REGINA: Unions representing workers enrolled in the Regina Civic Employees Superannuation and Benefit Plan are reluctantly moving forward with grievances relating to the City of Regina’s refusal to implement rate increases.

After the 2008 financial crisis, a funding shortfall was revealed in the Regina plan. The terms of the plan and Saskatchewan pension law required the City and plan members to make up the shortfall through increased contributions. Plan members were prepared to comply with these rules, but the City was not. Council voted to break the terms of its own pension bylaw and provincial law and did not increase its contributions as required.

“The trouble the pension plan is facing now goes back to this City Council refusal to make the required contributions to the plan in 2011,” said Kirby Benning, Chair of the Pension and Benefits Committee. “They have not been in compliance with the Act, and now it is workers and retirees that are facing the consequences.”

In 2011, employee groups asked the Superintendent to intervene and force the City to comply with the rules. The Superintendent preferred a negotiated outcome, but further delays in implementing a new deal have led the Superintendent of Pensions to look at cancelling the pension plan – a decision which would have a significant impact on plan members.

Union representatives are now turning to their collective agreements as an avenue to get the City to comply with the Act. CUPE locals 7, 21, 650, 1594, 3766 and 3967, ATU and IAFF have all filed or resubmitted previous grievances today.

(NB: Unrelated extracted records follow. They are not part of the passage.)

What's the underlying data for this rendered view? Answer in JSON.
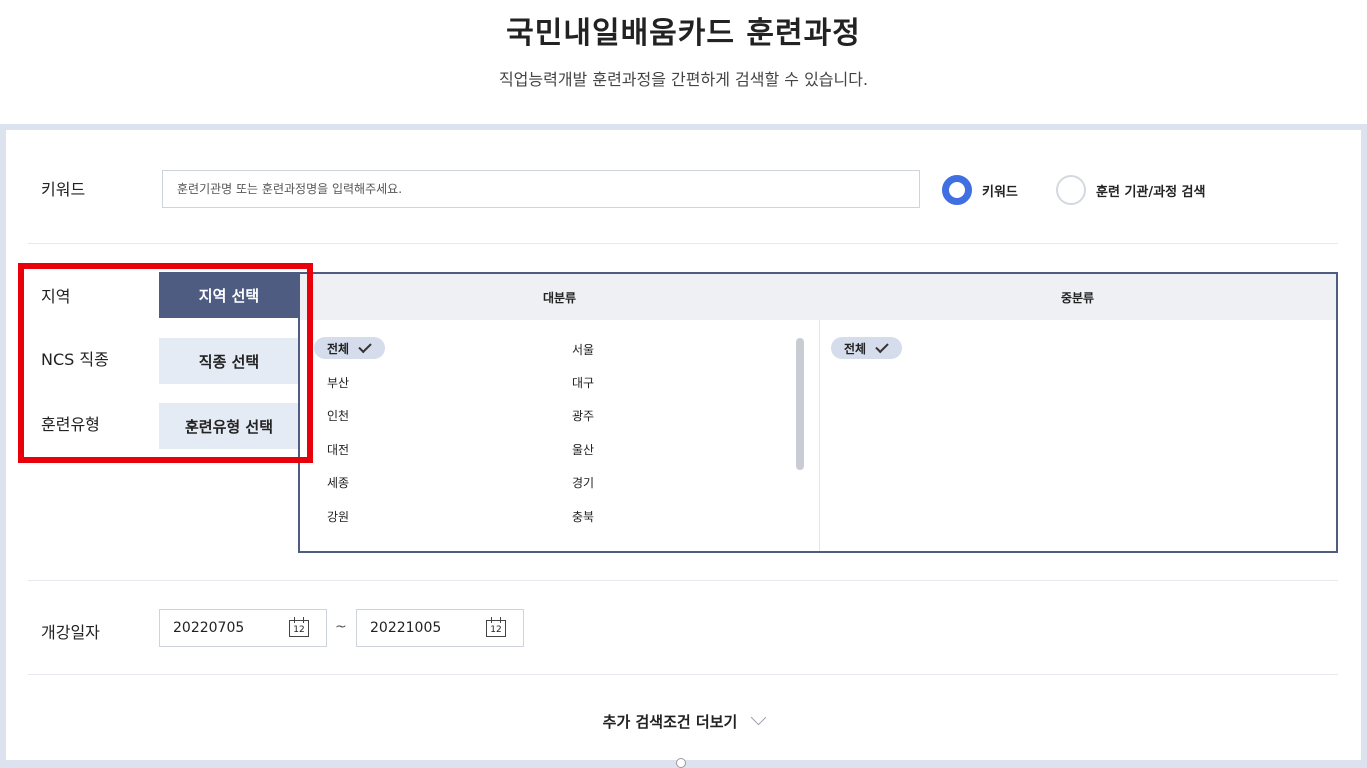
{
  "header": {
    "title": "국민내일배움카드 훈련과정",
    "subtitle": "직업능력개발 훈련과정을 간편하게 검색할 수 있습니다."
  },
  "keyword": {
    "label": "키워드",
    "placeholder": "훈련기관명 또는 훈련과정명을 입력해주세요.",
    "value": "",
    "options": [
      {
        "label": "키워드",
        "checked": true
      },
      {
        "label": "훈련 기관/과정 검색",
        "checked": false
      }
    ]
  },
  "filters": [
    {
      "label": "지역",
      "button": "지역 선택",
      "active": true
    },
    {
      "label": "NCS 직종",
      "button": "직종 선택",
      "active": false
    },
    {
      "label": "훈련유형",
      "button": "훈련유형 선택",
      "active": false
    }
  ],
  "category": {
    "major_header": "대분류",
    "minor_header": "중분류",
    "regions": [
      "전체",
      "서울",
      "부산",
      "대구",
      "인천",
      "광주",
      "대전",
      "울산",
      "세종",
      "경기",
      "강원",
      "충북"
    ],
    "selected_region": "전체",
    "minor_items": [
      "전체"
    ]
  },
  "date": {
    "label": "개강일자",
    "start": "20220705",
    "end": "20221005",
    "separator": "~",
    "calendar_icon_text": "12"
  },
  "more": {
    "label": "추가 검색조건 더보기"
  },
  "colors": {
    "accent": "#3f6fe0",
    "active_button": "#4f5c82",
    "highlight": "#e8000b"
  }
}
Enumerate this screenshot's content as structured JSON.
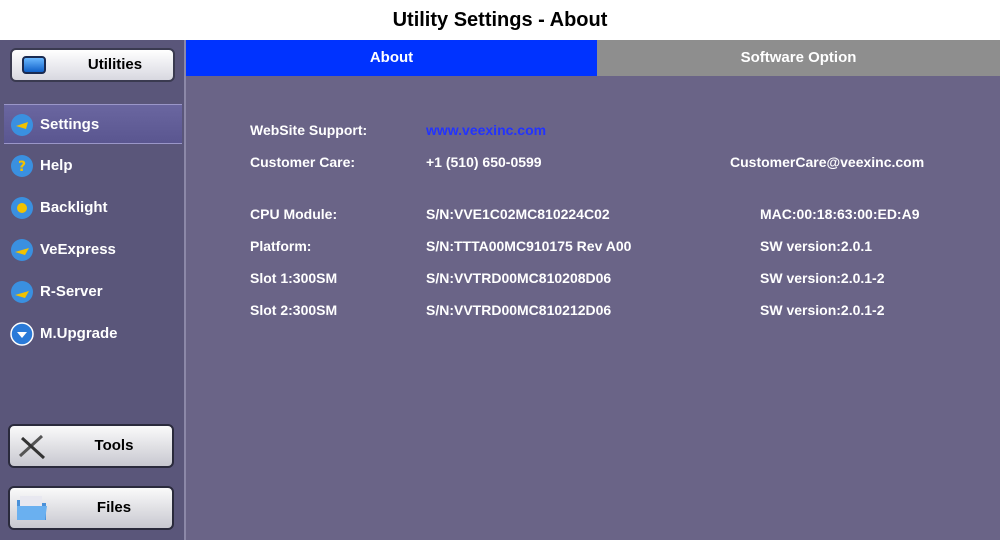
{
  "page_title": "Utility Settings - About",
  "sidebar": {
    "utilities_label": "Utilities",
    "items": [
      {
        "label": "Settings",
        "icon": "settings-icon",
        "selected": true
      },
      {
        "label": "Help",
        "icon": "help-icon"
      },
      {
        "label": "Backlight",
        "icon": "backlight-icon"
      },
      {
        "label": "VeExpress",
        "icon": "veexpress-icon"
      },
      {
        "label": "R-Server",
        "icon": "r-server-icon"
      },
      {
        "label": "M.Upgrade",
        "icon": "upgrade-icon"
      }
    ],
    "tools_label": "Tools",
    "files_label": "Files"
  },
  "tabs": [
    {
      "label": "About",
      "active": true
    },
    {
      "label": "Software Option",
      "active": false
    }
  ],
  "about": {
    "website_label": "WebSite Support:",
    "website_value": "www.veexinc.com",
    "care_label": "Customer Care:",
    "care_phone": "+1 (510) 650-0599",
    "care_email": "CustomerCare@veexinc.com",
    "modules": [
      {
        "name": "CPU Module:",
        "sn": "S/N:VVE1C02MC810224C02",
        "info": "MAC:00:18:63:00:ED:A9"
      },
      {
        "name": "Platform:",
        "sn": "S/N:TTTA00MC910175 Rev A00",
        "info": "SW version:2.0.1"
      },
      {
        "name": "Slot 1:300SM",
        "sn": "S/N:VVTRD00MC810208D06",
        "info": "SW version:2.0.1-2"
      },
      {
        "name": "Slot 2:300SM",
        "sn": "S/N:VVTRD00MC810212D06",
        "info": "SW version:2.0.1-2"
      }
    ]
  },
  "colors": {
    "background": "#6a6487",
    "tab_active": "#0033ff",
    "tab_inactive": "#8e8e8e",
    "link": "#2233ff"
  }
}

“Working together with the City to implement the negotiated deal is our preferred method of resolving this deadlock, but we are committed to using every tool we have at our disposal to pressure the City to Honour Our Deal,” added Benning. “We are now moving forward with using our collective agreements as a tool and filing grievances.”

“We are asking that the City start making the required payments and take steps to become compliant with the Act,” said Benning. “Furthermore, we ask that the City starts to work with employee groups to implement the signed pension deal. This will save the City money while respecting a modest and decent defined benefit pension for its hard workers – just as it agreed it would.”